“Yes.”
“Well, Rodney, as I cast my eyes down into the hold I caught sight of two or three boxes, iron-bound, bearing the name and marks we sometimes see on boxes of merchandise brought over by American vessels. What are they doing in the Staghound’s hold? What are they? Will you tell me?”
The old man was terribly perplexed. His two hard, brown hands were clasped on his knees, and his head was bent.
“Donald, can’t you look me in the face, as of old?”
Upon that the poor man broke down. He could contain himself no longer.
“No, Percy! I can’t!”
“Poor old Donald! What is it? How much have you—suffered them to lead you into doing?”
“Percy! I swear to you—I swear, on my Bible oath, that I’ve never lifted a hand to help in any of their mean, dirty work! The most I’ve done has been to let others do it, and wink at it. And yet, if we’d been taken to day by the king’s ship I should have been strung up with the rest of ’em! I tell you truly, dear boy, I never thought how dreadful it would be till it was all over.

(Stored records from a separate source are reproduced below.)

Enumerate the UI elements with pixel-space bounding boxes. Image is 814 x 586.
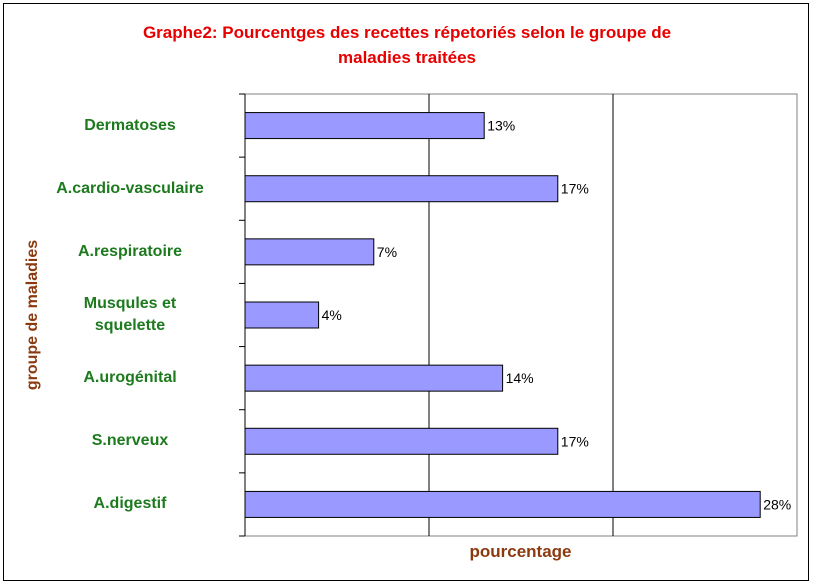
data-label-6: 28% bbox=[763, 496, 791, 512]
data-labels: 13% 17% 7% 4% 14% 17% 28% bbox=[322, 118, 792, 513]
chart-title: Graphe2: Pourcentges des recettes répeto… bbox=[142, 23, 672, 67]
category-label-3: Musqules et squelette bbox=[83, 295, 177, 334]
data-label-3: 4% bbox=[322, 307, 342, 323]
bar-3 bbox=[244, 301, 320, 329]
data-label-1: 17% bbox=[561, 181, 589, 197]
data-label-5: 17% bbox=[561, 433, 589, 449]
bar-1 bbox=[244, 175, 559, 203]
bar-4 bbox=[244, 364, 504, 392]
category-label-0: Dermatoses bbox=[84, 116, 176, 134]
x-axis-title: pourcentage bbox=[469, 542, 572, 561]
bar-6 bbox=[244, 490, 761, 518]
bar-2 bbox=[244, 238, 375, 266]
y-axis bbox=[239, 93, 246, 537]
bar-5 bbox=[244, 427, 559, 455]
category-label-4: A.urogénital bbox=[83, 369, 177, 387]
data-label-4: 14% bbox=[506, 370, 534, 386]
category-label-6: A.digestif bbox=[93, 495, 167, 513]
category-label-5: S.nerveux bbox=[91, 432, 169, 450]
category-label-1: A.cardio-vasculaire bbox=[56, 179, 204, 197]
bars bbox=[244, 112, 761, 518]
category-label-2: A.respiratoire bbox=[77, 242, 183, 260]
chart-frame bbox=[3, 3, 809, 581]
bar-0 bbox=[244, 112, 485, 140]
data-label-0: 13% bbox=[487, 118, 515, 134]
data-label-2: 7% bbox=[377, 244, 397, 260]
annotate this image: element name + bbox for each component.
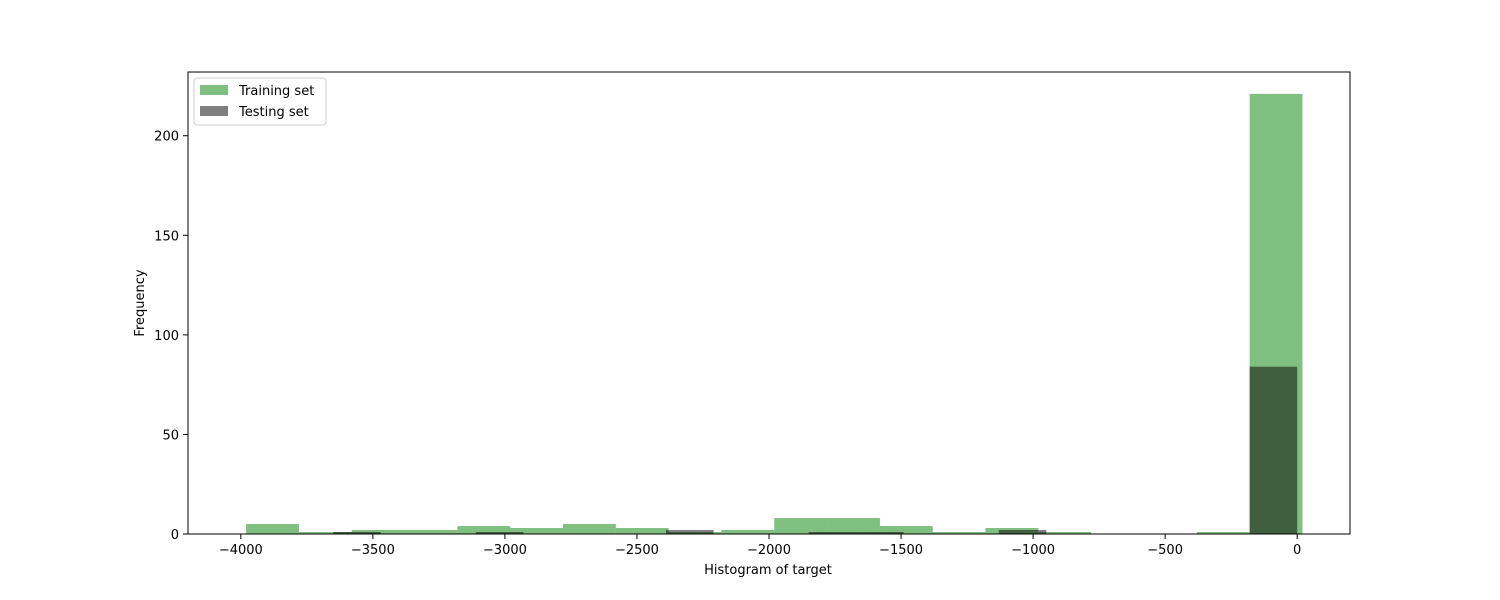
histogram-bar-training-5 (510, 528, 564, 534)
histogram-bar-training-13 (932, 532, 986, 534)
y-axis-label: Frequency (133, 269, 148, 336)
histogram-bar-training-18 (1196, 532, 1250, 534)
legend-label-testing: Testing set (238, 105, 309, 120)
x-tick-label: −1500 (879, 543, 923, 558)
legend-swatch-training (200, 85, 228, 95)
plot-area-frame (187, 71, 1351, 535)
x-tick-label: −4000 (219, 543, 263, 558)
y-tick-label: 100 (154, 329, 179, 344)
histogram-bar-testing-10 (808, 532, 857, 534)
x-axis-label: Histogram of target (704, 563, 832, 578)
x-axis-ticks: −4000 −3500 −3000 −2500 −2000 −1500 −1000 −500 0 (219, 534, 1301, 558)
x-tick-label: −2000 (747, 543, 791, 558)
histogram-bar-training-10 (774, 518, 828, 534)
legend: Training set Testing set (193, 77, 327, 126)
histogram-bar-training-11 (827, 518, 880, 534)
histogram-bar-testing-0 (333, 532, 381, 534)
x-tick-label: −2500 (615, 543, 659, 558)
x-tick-label: −3500 (351, 543, 395, 558)
legend-swatch-testing (200, 106, 228, 116)
histogram-bar-training-15 (1038, 532, 1092, 534)
histogram-bar-training-7 (615, 528, 669, 534)
y-tick-label: 150 (154, 229, 179, 244)
histogram-bar-training-4 (457, 526, 511, 534)
legend-label-training: Training set (238, 84, 314, 99)
histogram-bar-testing-20 (1249, 366, 1298, 534)
histogram-bar-testing-14 (998, 530, 1047, 534)
histogram-bar-testing-3 (475, 532, 524, 534)
y-tick-label: 200 (154, 130, 179, 145)
training-set-bars (246, 93, 1303, 534)
histogram-bar-training-3 (404, 530, 458, 534)
y-axis-ticks: 0 50 100 150 200 (154, 130, 188, 543)
x-tick-label: −500 (1147, 543, 1183, 558)
y-tick-label: 0 (171, 528, 179, 543)
histogram-bar-training-9 (721, 530, 775, 534)
histogram-bar-training-0 (246, 524, 299, 534)
histogram-bar-testing-7 (666, 530, 714, 534)
histogram-bar-training-6 (563, 524, 616, 534)
x-tick-label: −3000 (483, 543, 527, 558)
x-tick-label: −1000 (1011, 543, 1055, 558)
y-tick-label: 50 (162, 428, 179, 443)
histogram-bar-training-12 (879, 526, 933, 534)
histogram-bar-training-1 (298, 532, 352, 534)
x-tick-label: 0 (1293, 543, 1301, 558)
testing-set-bars (333, 366, 1298, 534)
histogram-bar-testing-11 (856, 532, 904, 534)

“Oh! when we were honest smugglers, only bringing over the goods honestly bought in France, or Holland, or Germany, payin’ hard gold for everything we took, and simply runnin’ it in without stoppin’ to ask the king’s permission, and sellin’ it to them as would buy—why, then, my boy, I could look an honest man in the face anywhere. Then, Percy, some o’ the first men in the land were our friends. Bless ye, boy, your father had friends everywhere. There was scarcely a lord or a lady anywhere along the coast that didn’t bid him welcome. Ah! it’s different now.”
“In short, Donald, the Staghound has become a pirate?”